Я унаследовала новую для себя роль в человеческом сообществе — за меня переносили тяжести, меня галантно пропускали вперед, мне давали самую легкую работу, и даже ту не позволяли доделать. Хуже того, я действительно нуждалась в помощи. Мои вялые мышцы не были приспособлены к физическому труду — я быстро уставала, и мои попытки это скрыть никого не обманывали. Вероятно, я бы и милю не пробежала без остановки.
Впрочем, дело было не только в физической слабости. Я привыкла к прежнему лицу — несмотря на его красоту, люди смотрели на него со страхом, недоверием и даже с ненавистью. Мое новое лицо при всем желании не могло вызвать подобных эмоций. Меня то и дело трепали по щеке, приподнимали подбородок и постоянно гладили по голове — благо до нее не составляло труда дотянуться (не считая детей, я была ниже всех ростом). Мои кудри перебирали так часто, что я перестала обращать на это внимание. Те, кто раньше меня сторонился, теперь делали все вышеперечисленное не реже, чем мои друзья. Даже Люсина не сильно возражала, когда ее дети стали бегать за мной по пятам, как восторженные щенки. Фридом при любой возможности забирался ко мне на колени и зарывался носом в волосы. Исайя слишком повзрослел для подобных проявлений привязанности, зато ему нравилось держать меня за руку и болтать о Пауках и Драконах, футболе и вылазках. А вот Мелани дети обходили за милю — мать слишком долго и старательно кормила их страшилками, и теперь никакие уговоры не могли ничего изменить. Даже Мэгги и Шэрон, хоть и старались по прежнему не смотреть в мою сторону, уже не были столь непреклонны, как раньше.
Изменилось не только мое тело. В пустыню, пусть и с опозданием, пришли муссоны, чему я была только рада.
Во первых, я никогда раньше не вдыхала запах креозотового кустарника под дождем и знала о нем лишь из обрывков воспоминаний Мелани, а теперь этот запах омыл затхлые пещеры и наполнил их почти пряной свежестью. Он впитался в волосы и преследовал меня повсюду, даже в снах.
Во вторых, Лепесток в лунном свете всю свою жизнь прожила в Сиэтле: чистая полоса синего неба и палящее солнце стали таким же потрясением для моего нового организма, каким показалась бы завеса тяжелых туч любому обитателю пустыни. После знойного блекло голубого марева приятное разнообразие облаков завораживало — облака имели объем и двигались, складываясь в разные картинки.
В пещерах Джеба намечалась масштабная перестановка, и переезд в игровую, которая временно превратилась в общую спальню, стал хорошей возможностью подготовиться к более серьезным переменам.
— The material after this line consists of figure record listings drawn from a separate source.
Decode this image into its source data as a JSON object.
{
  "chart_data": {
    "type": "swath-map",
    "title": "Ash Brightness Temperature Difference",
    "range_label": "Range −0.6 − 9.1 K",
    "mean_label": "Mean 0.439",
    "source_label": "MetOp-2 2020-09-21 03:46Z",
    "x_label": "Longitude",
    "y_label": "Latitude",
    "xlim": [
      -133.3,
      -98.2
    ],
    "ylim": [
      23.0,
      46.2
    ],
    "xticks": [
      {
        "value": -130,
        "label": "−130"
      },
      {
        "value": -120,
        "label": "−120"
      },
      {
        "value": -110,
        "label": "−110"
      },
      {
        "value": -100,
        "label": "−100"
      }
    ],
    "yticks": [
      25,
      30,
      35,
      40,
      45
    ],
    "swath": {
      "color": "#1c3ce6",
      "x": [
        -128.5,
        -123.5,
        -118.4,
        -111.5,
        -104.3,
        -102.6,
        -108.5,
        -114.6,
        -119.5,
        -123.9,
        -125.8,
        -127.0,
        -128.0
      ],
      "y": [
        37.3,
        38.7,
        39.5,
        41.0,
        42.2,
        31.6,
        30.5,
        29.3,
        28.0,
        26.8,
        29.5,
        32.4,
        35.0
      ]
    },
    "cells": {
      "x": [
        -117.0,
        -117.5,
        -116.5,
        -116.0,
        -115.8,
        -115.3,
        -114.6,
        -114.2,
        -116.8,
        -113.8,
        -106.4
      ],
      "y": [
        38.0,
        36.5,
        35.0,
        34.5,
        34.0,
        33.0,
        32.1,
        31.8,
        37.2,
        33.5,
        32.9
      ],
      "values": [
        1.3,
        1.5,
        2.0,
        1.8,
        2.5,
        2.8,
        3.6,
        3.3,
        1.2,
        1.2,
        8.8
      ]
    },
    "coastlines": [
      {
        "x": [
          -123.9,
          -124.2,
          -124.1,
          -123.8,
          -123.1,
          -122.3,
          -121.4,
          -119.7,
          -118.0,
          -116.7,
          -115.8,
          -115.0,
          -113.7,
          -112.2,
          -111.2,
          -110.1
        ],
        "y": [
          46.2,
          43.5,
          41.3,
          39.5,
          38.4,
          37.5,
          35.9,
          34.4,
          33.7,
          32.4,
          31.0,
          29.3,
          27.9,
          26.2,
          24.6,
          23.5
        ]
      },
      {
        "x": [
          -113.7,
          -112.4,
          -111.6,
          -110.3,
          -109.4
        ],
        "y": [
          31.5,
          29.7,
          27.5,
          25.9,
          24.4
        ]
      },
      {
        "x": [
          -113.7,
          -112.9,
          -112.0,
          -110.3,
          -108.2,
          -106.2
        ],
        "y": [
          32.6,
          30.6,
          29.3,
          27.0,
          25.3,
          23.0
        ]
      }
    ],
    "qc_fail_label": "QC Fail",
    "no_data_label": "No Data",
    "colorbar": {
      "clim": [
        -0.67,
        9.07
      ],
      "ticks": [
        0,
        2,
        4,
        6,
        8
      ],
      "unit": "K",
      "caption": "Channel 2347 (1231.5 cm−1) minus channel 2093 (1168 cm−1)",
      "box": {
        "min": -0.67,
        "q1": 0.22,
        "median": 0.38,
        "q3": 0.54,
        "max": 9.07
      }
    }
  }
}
Каждый угол был востребован, пустующих комнат не осталось. И все таки занять старую комнату Уэса согласились только новенькие: Лэйси и Кэнди, которая наконец то вспомнила свое настоящее имя. С соседкой Кэн ди не повезло, но Целительница ни разу не выказала недовольства.
Было решено, что, когда дожди закончатся, Джейми займет свободный угол в комнате Брандта и Аарона. Ме лани с Джаредом переселили Джейми к Иену еще до моего перерождения в теле Лепы. Впрочем, Джейми все прекрасно понимал — как никак подросток.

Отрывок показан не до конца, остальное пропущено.